Film américain de Scott Beck et Bryan Woods (2024), avec Hugh Grant, Sophie Thatcher, Chloe East, Topher Grace, Elle Young, Julie Lynn Mortensen, Haylie Hansen, Hanna Huffman, Elle McKinnon, Anesha Bailey, Miguel Castillo, Stephanie Lavigne, Wendy Gorling, Carolyn Adair, River Codack… 1h50. Sortie le 27 novembre 2024.
Hugh Grant, Sophie Thatcher et Chloe East
Devenu une véritable manne auprès du public adolescent qui n’aime rien tant que se faire peur et frissonner en groupe, le cinéma d’horreur ne cesse de ressasser les mêmes thèmes et mettre en scène des croquemitaines de plus en plus effrayants, en repoussant sans cesse les limites du mal. L’argument d’Heretic est élémentaire. Au fin fond du Colorado, deux jeunes missionnaires chargées de faire du porte-à-porte pour l’église mormone dans un but évangélisateur aboutissent à une maison isolée. Là, elles se trouvent confrontées à un homme accueillant mais étrange qui manifeste une résistance narquoise à leur pouvoir de conviction éprouvé, mais ne semble pas insensible pour autant à leur charme juvénile qui semble l’émoustiller. Jusqu’au moment où son piège diabolique se referme sur elles et les entraîne dans un véritable cauchemar. Scott Beck et Bryan Woods orchestrent une véritable mécanique de précision en jouant sur le contraste saisissant qui oppose ces donzelles au service d’une noble cause et ce barbon dénué de scrupules qui revendique son hérétisme comme un trophée de chasse parmi une communauté provinciale au summum du conformisme moral et religieux. Un microcosme qui reflète la polarisation à l’extrême de l’Amérique d’aujourd’hui où le mal est personnalisé par une sorte de père tranquille que campe un acteur britannique en la personne de Hugh Grant dans un contre-emploi savoureux d’ange exterminateur sardonique et raisonneur.
Sophie Thatcher
Imaginé par les scénaristes de Sans un bruit, Heretic dépasse allègrement les limites du film de genre pour proposer une sorte de coup de loupe sur les paradoxes d’une certaine Amérique profonde bien résolue à payer pour ses fautes. Scott Beck et Bryan Woods prennent clairement le parti du personnage campé par Hugh Grant, en lutte contre le politiquement correct et les culs-bénis qui se réfugient derrière leur Bible dans un subtil mélange d’hypocrisie et de refus, d’affronter la réalité sous prétexte d’une hypothétique colère divine. Quitte à pousser ses deux jeunes colporteuses de bonne parole à s’échapper de leur zone de confort pour sauver leur peau en risquant leur place au paradis.

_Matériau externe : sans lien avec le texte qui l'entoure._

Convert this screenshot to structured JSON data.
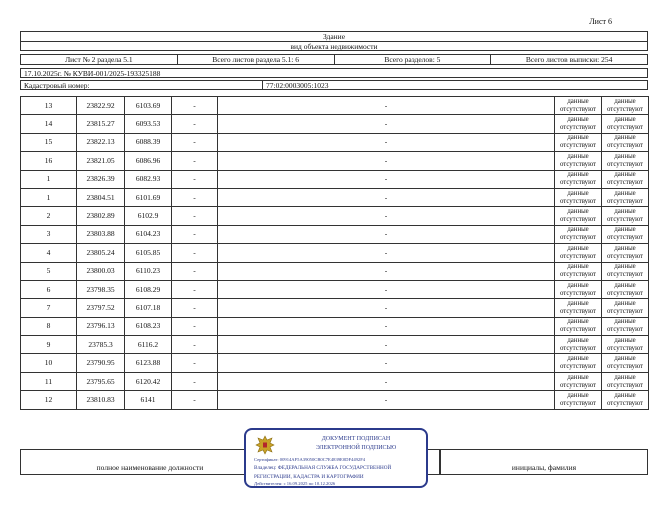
{
  "sheet": {
    "label": "Лист 6"
  },
  "header": {
    "title": "Здание",
    "subtitle": "вид объекта недвижимости"
  },
  "section_row": {
    "sheet_section": "Лист № 2 раздела 5.1",
    "total_section": "Всего листов раздела 5.1: 6",
    "total_sections": "Всего разделов: 5",
    "total_sheets": "Всего листов выписки: 254"
  },
  "doc_line": "17.10.2025г. № КУВИ-001/2025-193325188",
  "cadastral": {
    "label": "Кадастровый номер:",
    "value": "77:02:0003005:1023"
  },
  "rows": [
    {
      "n": "13",
      "x": "23822.92",
      "y": "6103.69",
      "c1": "-",
      "c2": "-",
      "d1": "данные отсутствуют",
      "d2": "данные отсутствуют"
    },
    {
      "n": "14",
      "x": "23815.27",
      "y": "6093.53",
      "c1": "-",
      "c2": "-",
      "d1": "данные отсутствуют",
      "d2": "данные отсутствуют"
    },
    {
      "n": "15",
      "x": "23822.13",
      "y": "6088.39",
      "c1": "-",
      "c2": "-",
      "d1": "данные отсутствуют",
      "d2": "данные отсутствуют"
    },
    {
      "n": "16",
      "x": "23821.05",
      "y": "6086.96",
      "c1": "-",
      "c2": "-",
      "d1": "данные отсутствуют",
      "d2": "данные отсутствуют"
    },
    {
      "n": "1",
      "x": "23826.39",
      "y": "6082.93",
      "c1": "-",
      "c2": "-",
      "d1": "данные отсутствуют",
      "d2": "данные отсутствуют"
    },
    {
      "n": "1",
      "x": "23804.51",
      "y": "6101.69",
      "c1": "-",
      "c2": "-",
      "d1": "данные отсутствуют",
      "d2": "данные отсутствуют"
    },
    {
      "n": "2",
      "x": "23802.89",
      "y": "6102.9",
      "c1": "-",
      "c2": "-",
      "d1": "данные отсутствуют",
      "d2": "данные отсутствуют"
    },
    {
      "n": "3",
      "x": "23803.88",
      "y": "6104.23",
      "c1": "-",
      "c2": "-",
      "d1": "данные отсутствуют",
      "d2": "данные отсутствуют"
    },
    {
      "n": "4",
      "x": "23805.24",
      "y": "6105.85",
      "c1": "-",
      "c2": "-",
      "d1": "данные отсутствуют",
      "d2": "данные отсутствуют"
    },
    {
      "n": "5",
      "x": "23800.03",
      "y": "6110.23",
      "c1": "-",
      "c2": "-",
      "d1": "данные отсутствуют",
      "d2": "данные отсутствуют"
    },
    {
      "n": "6",
      "x": "23798.35",
      "y": "6108.29",
      "c1": "-",
      "c2": "-",
      "d1": "данные отсутствуют",
      "d2": "данные отсутствуют"
    },
    {
      "n": "7",
      "x": "23797.52",
      "y": "6107.18",
      "c1": "-",
      "c2": "-",
      "d1": "данные отсутствуют",
      "d2": "данные отсутствуют"
    },
    {
      "n": "8",
      "x": "23796.13",
      "y": "6108.23",
      "c1": "-",
      "c2": "-",
      "d1": "данные отсутствуют",
      "d2": "данные отсутствуют"
    },
    {
      "n": "9",
      "x": "23785.3",
      "y": "6116.2",
      "c1": "-",
      "c2": "-",
      "d1": "данные отсутствуют",
      "d2": "данные отсутствуют"
    },
    {
      "n": "10",
      "x": "23790.95",
      "y": "6123.88",
      "c1": "-",
      "c2": "-",
      "d1": "данные отсутствуют",
      "d2": "данные отсутствуют"
    },
    {
      "n": "11",
      "x": "23795.65",
      "y": "6120.42",
      "c1": "-",
      "c2": "-",
      "d1": "данные отсутствуют",
      "d2": "данные отсутствуют"
    },
    {
      "n": "12",
      "x": "23810.83",
      "y": "6141",
      "c1": "-",
      "c2": "-",
      "d1": "данные отсутствуют",
      "d2": "данные отсутствуют"
    }
  ],
  "signature": {
    "position_label": "полное наименование должности",
    "name_label": "инициалы, фамилия"
  },
  "stamp": {
    "line1": "ДОКУМЕНТ ПОДПИСАН",
    "line2": "ЭЛЕКТРОННОЙ ПОДПИСЬЮ",
    "certificate": "Сертификат: 00914AF5A39050CB0C7E4839E0DF4492F4",
    "owner": "Владелец: ФЕДЕРАЛЬНАЯ СЛУЖБА ГОСУДАРСТВЕННОЙ",
    "owner2": "РЕГИСТРАЦИИ, КАДАСТРА И КАРТОГРАФИИ",
    "validity": "Действителен: с 16.09.2025 по 10.12.2026",
    "color": "#2b3a8c",
    "icon": "eagle-emblem-icon"
  }
}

Leur tourmenteur est quant à lui un homme affable qui les rassure en affirmant que la tourte qu’il leur propose a été confectionnée par son épouse et qui règne en fait sur un véritable labyrinthe souterrain. Le film se caractérise par la place inaccoutumée qu’il accorde aux conversations entre les trois protagonistes, le maître des lieux étant un beau parleur qui oppose les plus fines subtilités de la philosophie et de la religion aux rudiments dont se servent ses jeunes visiteuses pour rallier à leur cause de nouvelles brebis égarées. Ce cérémonial sophistiqué est en outre baigné d’un humour souvent féroce qui va de pair avec un sens consommé de la mise en scène dont le sadisme ne constitue que le bouquet final. Comme pour démontrer que le cinéma d’horreur peut parfois s’affranchir des surenchères artificielles sans sacrifier pour autant son efficacité.